В связи с Ч.С.

Оскар Штерцер

Из кармана торчат три смятых предложения:

  • часы бьют так слабо, так бездумно
  • ты ему потен, а он тебе плотен
  • ухоженный трамвай, если он в плоскости, то не имеет значения

, не издающие при дальнейшем сминании больше никакого звука, и полтора сантиметра манжета пожелтевшей белой рубашки с выцветшими корабликами, которая всегда продаётся в Off. За ними – мол троллейбусной остановки, на котором колышется объявление «Восстановление пылевого покрытия домашних вещей». Квадратный звон городских часов, отороченный амфибрахием кофейного цвета голубя. Рука вынимает из кармана коробок спичек, зажигает одну, подносит к объявлению, реагирует на него тишиной, потом задувает.

David Wojnarowicz — Rimbaud in New York, 1978-79

Популярная механика снова в действии: три дня и три ночи сменились тремя десятилетиями, вагон покрывается новыми граффити, а кенарь Рембо-Войнаровича всё так же неисторжим из чрева нью-йоркской подземки: недостаточно глубоко раздражает, не доходит до альвеол, молитвы его не царапают перекрестья. Покрытая пунктиром тотемная рыба скользит по внутренней Бьевре, которая выходит на поверхность у пирса 34, пульсирует всем своим слюдяным полотном, и вот на готовой излучине дня раздаётся приветствие придорожных сорных маков, их philtrum шире расселин – лицевых нервов гиганта с небесной проседью. Изредка, изредка вдали проплывет такой же любитель одиноких путешествий.  
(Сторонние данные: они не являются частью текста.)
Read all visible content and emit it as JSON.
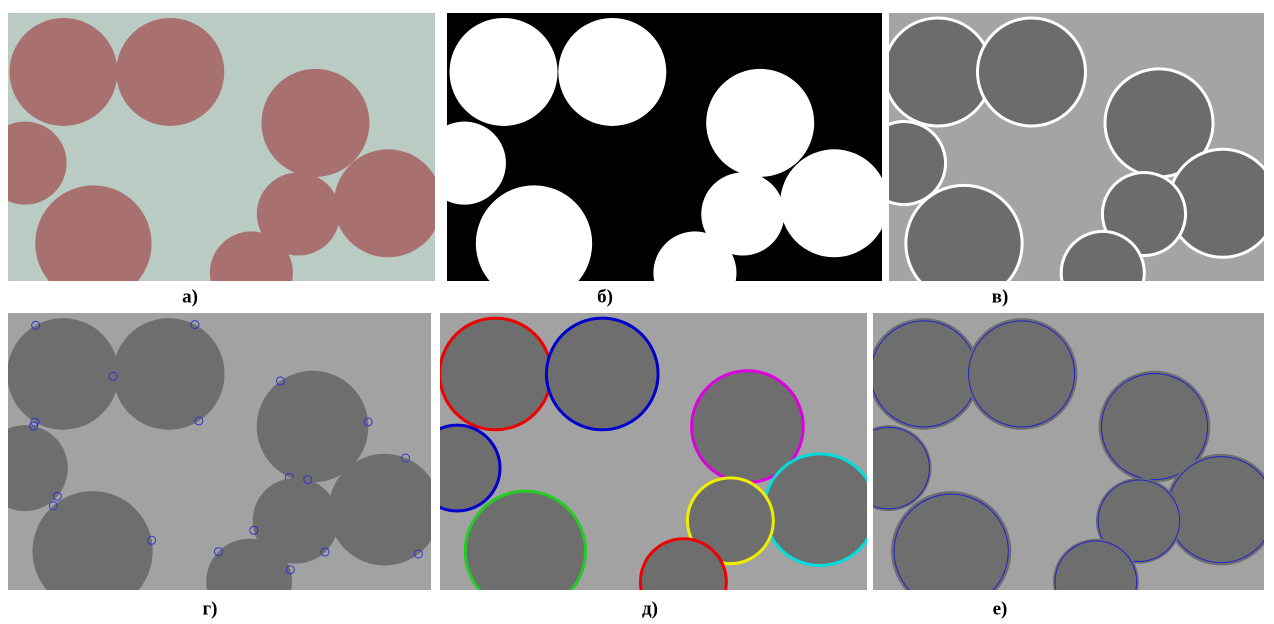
{
  "panels": [
    {
      "label": "а)"
    },
    {
      "label": "б)"
    },
    {
      "label": "в)"
    },
    {
      "label": "г)"
    },
    {
      "label": "д)"
    },
    {
      "label": "е)"
    }
  ]
}
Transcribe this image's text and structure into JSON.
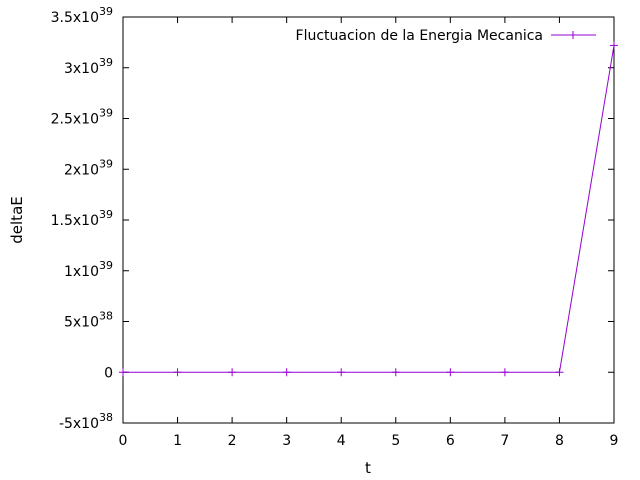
{
  "chart_data": {
    "type": "line",
    "title": "",
    "xlabel": "t",
    "ylabel": "deltaE",
    "xlim": [
      0,
      9
    ],
    "ylim": [
      -5e+38,
      3.5e+39
    ],
    "grid": false,
    "legend_position": "top-right",
    "x_ticks": [
      {
        "value": 0,
        "label": "0"
      },
      {
        "value": 1,
        "label": "1"
      },
      {
        "value": 2,
        "label": "2"
      },
      {
        "value": 3,
        "label": "3"
      },
      {
        "value": 4,
        "label": "4"
      },
      {
        "value": 5,
        "label": "5"
      },
      {
        "value": 6,
        "label": "6"
      },
      {
        "value": 7,
        "label": "7"
      },
      {
        "value": 8,
        "label": "8"
      },
      {
        "value": 9,
        "label": "9"
      }
    ],
    "y_ticks": [
      {
        "value": -5e+38,
        "mantissa": "-5x10",
        "exponent": "38"
      },
      {
        "value": 0,
        "mantissa": "0",
        "exponent": ""
      },
      {
        "value": 5e+38,
        "mantissa": "5x10",
        "exponent": "38"
      },
      {
        "value": 1e+39,
        "mantissa": "1x10",
        "exponent": "39"
      },
      {
        "value": 1.5e+39,
        "mantissa": "1.5x10",
        "exponent": "39"
      },
      {
        "value": 2e+39,
        "mantissa": "2x10",
        "exponent": "39"
      },
      {
        "value": 2.5e+39,
        "mantissa": "2.5x10",
        "exponent": "39"
      },
      {
        "value": 3e+39,
        "mantissa": "3x10",
        "exponent": "39"
      },
      {
        "value": 3.5e+39,
        "mantissa": "3.5x10",
        "exponent": "39"
      }
    ],
    "series": [
      {
        "name": "Fluctuacion de la Energia Mecanica",
        "color": "#9400d3",
        "marker": "plus",
        "x": [
          0,
          1,
          2,
          3,
          4,
          5,
          6,
          7,
          8,
          9
        ],
        "y": [
          0,
          0,
          0,
          0,
          0,
          0,
          0,
          0,
          0,
          3.22e+39
        ]
      }
    ]
  }
}
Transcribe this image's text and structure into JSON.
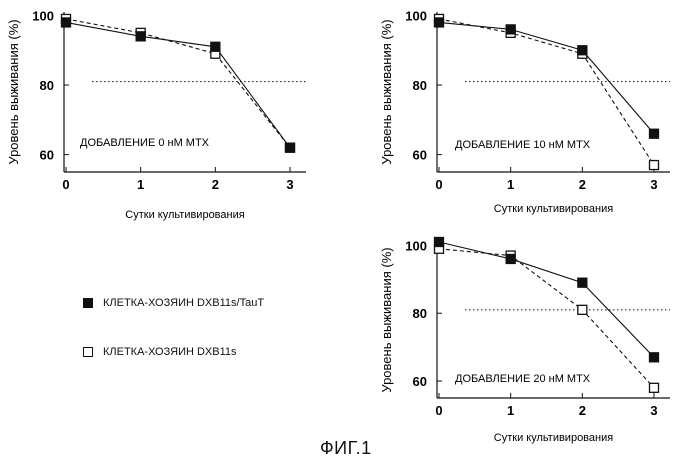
{
  "figure_caption": "ФИГ.1",
  "legend": [
    {
      "label": "КЛЕТКА-ХОЗЯИН DXB11s/TauT",
      "marker": "filled-square"
    },
    {
      "label": "КЛЕТКА-ХОЗЯИН DXB11s",
      "marker": "open-square"
    }
  ],
  "chart_data": [
    {
      "type": "line",
      "annotation": "ДОБАВЛЕНИЕ 0 нМ МТХ",
      "xlabel": "Сутки культивирования",
      "ylabel": "Уровень выживания (%)",
      "x": [
        0,
        1,
        2,
        3
      ],
      "xticks": [
        "0",
        "1",
        "2",
        "3"
      ],
      "yticks": [
        "60",
        "80",
        "100"
      ],
      "ylim": [
        55,
        101
      ],
      "reference_line": 81,
      "series": [
        {
          "name": "КЛЕТКА-ХОЗЯИН DXB11s/TauT",
          "marker": "filled",
          "line": "solid",
          "values": [
            98,
            94,
            91,
            62
          ]
        },
        {
          "name": "КЛЕТКА-ХОЗЯИН DXB11s",
          "marker": "open",
          "line": "dashed",
          "values": [
            99,
            95,
            89,
            62
          ]
        }
      ]
    },
    {
      "type": "line",
      "annotation": "ДОБАВЛЕНИЕ 10 нМ МТХ",
      "xlabel": "Сутки культивирования",
      "ylabel": "Уровень выживания (%)",
      "x": [
        0,
        1,
        2,
        3
      ],
      "xticks": [
        "0",
        "1",
        "2",
        "3"
      ],
      "yticks": [
        "60",
        "80",
        "100"
      ],
      "ylim": [
        55,
        101
      ],
      "reference_line": 81,
      "series": [
        {
          "name": "КЛЕТКА-ХОЗЯИН DXB11s/TauT",
          "marker": "filled",
          "line": "solid",
          "values": [
            98,
            96,
            90,
            66
          ]
        },
        {
          "name": "КЛЕТКА-ХОЗЯИН DXB11s",
          "marker": "open",
          "line": "dashed",
          "values": [
            99,
            95,
            89,
            57
          ]
        }
      ]
    },
    {
      "type": "line",
      "annotation": "ДОБАВЛЕНИЕ 20 нМ МТХ",
      "xlabel": "Сутки культивирования",
      "ylabel": "Уровень выживания (%)",
      "x": [
        0,
        1,
        2,
        3
      ],
      "xticks": [
        "0",
        "1",
        "2",
        "3"
      ],
      "yticks": [
        "60",
        "80",
        "100"
      ],
      "ylim": [
        55,
        101
      ],
      "reference_line": 81,
      "series": [
        {
          "name": "КЛЕТКА-ХОЗЯИН DXB11s/TauT",
          "marker": "filled",
          "line": "solid",
          "values": [
            101,
            96,
            89,
            67
          ]
        },
        {
          "name": "КЛЕТКА-ХОЗЯИН DXB11s",
          "marker": "open",
          "line": "dashed",
          "values": [
            99,
            97,
            81,
            58
          ]
        }
      ]
    }
  ]
}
Издалека, от самого входа на блошиный рынок Сент-Уан открывается перспектива на буквы пролегомен третьего манифеста на стене дома – они приглашают провести время в двадцатом веке и провозглашают многообразие мира будущим музеем. День всегда располагает к этому, погожий и немного прохладный, как первый день целлулоидной мекасовской весны. В этой ложбине вместо одиночных сиреневых цветов – подшивки журнала «Planète», а все здешние вещи грезят лишь о том, чтобы стать тотемом. Сообщают, что здесь не раз видели чертёж зиутры из гофрокартона и дубликат статистического сердцеобразного полуцилиндра, который совершал круизы под именем «Natorum Linea» на борту, но самый отчётливый прилив вызывает вещь, чьё назначение не сразу понятно, но затем – затем можно лишь отдёрнуть, одёрнуть, припустить и, небрежно заснув, ожидать того, как она будет кружить по комнате мраморными мухами-головами и настигнет своей мокрой пятернёй в четыре часа утра.

Ralph Goings — Quartet, 2006

Кафе «ИП Ральф Гоингз», в котором всегда пустует место для тех, кто занимался решением вопросов прямохождения ночного города, спеша по разлитым бульварам. Его подтёки напоминают о том, что космос значит «порядок» – им обладают, например, шахматные фигуры. В соседних ячейках за столиками сидят старики, они вздыхают, сопят и скрипят стульями с тем же звуком, что и катящийся ком земли, от которого на ходу отделяются мхи (лица) и коренья (имена). Сонный колобок на столе становится идолом Кракоттой и приходит в положение сухаря. Наконец перо в своём полёте сравнивается с камешком, и тот, кто лучше всех описывал тихие пространства, заставленные вещами, сейчас сам делает антиномическое усилие: стать и не стать экспонатом.

***

Чарльз Симик.Алхимия грошового магазина(New York Review of Books, 1992/ Издательство Яромира Хладика2019)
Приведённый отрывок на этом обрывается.